Night time temperatures should be consistently above 50 degrees for basil. As long as you provide it with a hot, sunny location and plenty of water, it's among the easiest of herbs to grow in the garden or in a container. Steady, slow growth is the key to good taste, so amend the soil with compost and forgo the fertilizer. Basil contains the most oils when harvested before the flowers occur. The best way to delay flowering, as well as to encourage branching and new growth, is to harvest regularly by snipping of the end of the branches.

The best time to harvest is midmorning, right after the dew has dried, but before the afternoon sun bakes out the oils. At some point later in the summer, flowering will begin in earnest. Then it's time to harvest the entire crop, as flavor will go downhill soon afterward.

Insects are having a field day at this time of year, too. Put out wet rolled newspaper at night to collect earwigs in the morning. If you see notches on your rose leaves, it's the work of leaf cutter bees. These guys are beneficial and will go away shortly.

If your rose leaves look like lace then you have the dreaded rose slug. I have a friend who's rose shrubs were really hit by these. It's discouraging when you had visions of huge fragrant bouquets on every table. What to do?

The rose slug is actually the larvae of a wasp called a sawfly. Because they may have 6 generations per year they can do a lot of damage to your roses. Early detection is key. Start scouting for sawfly larvae in early May when they can be hand picked or washed from the leaves with a strong spray. If needed, spray the leaves with neem oil while the larvae are still small. Conventional insecticides are toxic to bees and kill the good bugs too.

During the winter they pupate in the soil and removing a couple of inches will help with controlling their numbers. Even cultivating the soil at any time will break up the cocoons.

Finally, think twice before planting rampant growers that are hard to control unless you use a deep edging that will keep them confined where you want. There's nothing wrong with a plant that spreads out in the right places, but let it overgrow that area and it quickly wears out its welcome.
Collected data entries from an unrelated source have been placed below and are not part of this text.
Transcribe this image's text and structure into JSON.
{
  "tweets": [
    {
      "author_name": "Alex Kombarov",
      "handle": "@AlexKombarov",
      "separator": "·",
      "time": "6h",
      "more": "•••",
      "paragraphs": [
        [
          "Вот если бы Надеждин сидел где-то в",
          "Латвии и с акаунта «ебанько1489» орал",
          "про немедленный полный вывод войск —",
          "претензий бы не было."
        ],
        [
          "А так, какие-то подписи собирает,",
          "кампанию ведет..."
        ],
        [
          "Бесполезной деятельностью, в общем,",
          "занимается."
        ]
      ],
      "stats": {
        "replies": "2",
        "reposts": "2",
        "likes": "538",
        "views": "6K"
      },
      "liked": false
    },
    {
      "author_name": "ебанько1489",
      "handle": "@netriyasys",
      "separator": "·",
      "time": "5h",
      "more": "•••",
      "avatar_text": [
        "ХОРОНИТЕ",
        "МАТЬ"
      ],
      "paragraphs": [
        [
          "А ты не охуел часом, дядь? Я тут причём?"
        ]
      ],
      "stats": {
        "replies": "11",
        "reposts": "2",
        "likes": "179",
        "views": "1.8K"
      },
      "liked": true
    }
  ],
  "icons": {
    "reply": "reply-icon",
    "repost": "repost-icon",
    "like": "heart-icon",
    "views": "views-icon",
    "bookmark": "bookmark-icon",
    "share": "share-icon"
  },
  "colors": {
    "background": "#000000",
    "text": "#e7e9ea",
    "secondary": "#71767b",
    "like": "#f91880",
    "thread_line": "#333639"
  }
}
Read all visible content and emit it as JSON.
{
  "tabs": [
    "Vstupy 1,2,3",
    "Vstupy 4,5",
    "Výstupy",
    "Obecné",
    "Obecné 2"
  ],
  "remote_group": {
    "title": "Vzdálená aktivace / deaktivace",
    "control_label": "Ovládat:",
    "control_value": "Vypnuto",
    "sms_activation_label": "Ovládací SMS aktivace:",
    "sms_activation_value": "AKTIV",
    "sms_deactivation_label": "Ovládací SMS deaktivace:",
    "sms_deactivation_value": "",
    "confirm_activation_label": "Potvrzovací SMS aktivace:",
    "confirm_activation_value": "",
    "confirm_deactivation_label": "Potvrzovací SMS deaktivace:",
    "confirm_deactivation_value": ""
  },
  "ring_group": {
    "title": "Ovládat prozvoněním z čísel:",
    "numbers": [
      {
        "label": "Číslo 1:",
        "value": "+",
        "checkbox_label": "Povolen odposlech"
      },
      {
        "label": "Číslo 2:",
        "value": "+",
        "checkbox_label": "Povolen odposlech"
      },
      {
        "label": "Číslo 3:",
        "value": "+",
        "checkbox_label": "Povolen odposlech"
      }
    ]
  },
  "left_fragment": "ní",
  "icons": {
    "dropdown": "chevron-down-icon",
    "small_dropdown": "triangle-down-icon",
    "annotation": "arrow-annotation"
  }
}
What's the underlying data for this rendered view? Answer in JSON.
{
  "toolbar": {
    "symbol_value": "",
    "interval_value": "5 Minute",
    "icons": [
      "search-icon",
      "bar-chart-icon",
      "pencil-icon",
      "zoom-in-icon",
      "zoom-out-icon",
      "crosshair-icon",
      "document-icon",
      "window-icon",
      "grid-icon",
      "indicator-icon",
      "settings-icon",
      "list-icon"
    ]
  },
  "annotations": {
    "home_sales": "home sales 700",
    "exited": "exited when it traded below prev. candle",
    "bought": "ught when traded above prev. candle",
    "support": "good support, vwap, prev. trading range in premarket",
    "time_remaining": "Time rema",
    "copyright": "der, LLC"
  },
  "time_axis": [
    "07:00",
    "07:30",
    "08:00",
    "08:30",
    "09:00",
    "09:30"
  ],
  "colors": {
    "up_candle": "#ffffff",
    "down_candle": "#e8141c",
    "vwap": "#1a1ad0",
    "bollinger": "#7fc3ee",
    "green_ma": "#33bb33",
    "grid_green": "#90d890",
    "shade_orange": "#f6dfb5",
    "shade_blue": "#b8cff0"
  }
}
Plants like chameleon plant ( Houttunyia cordata) , lamium, it's close relative lamiastrum and hypericum are  great plants in areas that are not close to your other planting beds. The deceptively delicate looking and impossible to ever get rid of Japanese anemone falls into this category also. To be forewarned is to be forearmed. Plan ahead.

Get out and enjoy your garden. The best way to nip problems in the bud is to walk around your garden with a beverage of some kind and just look.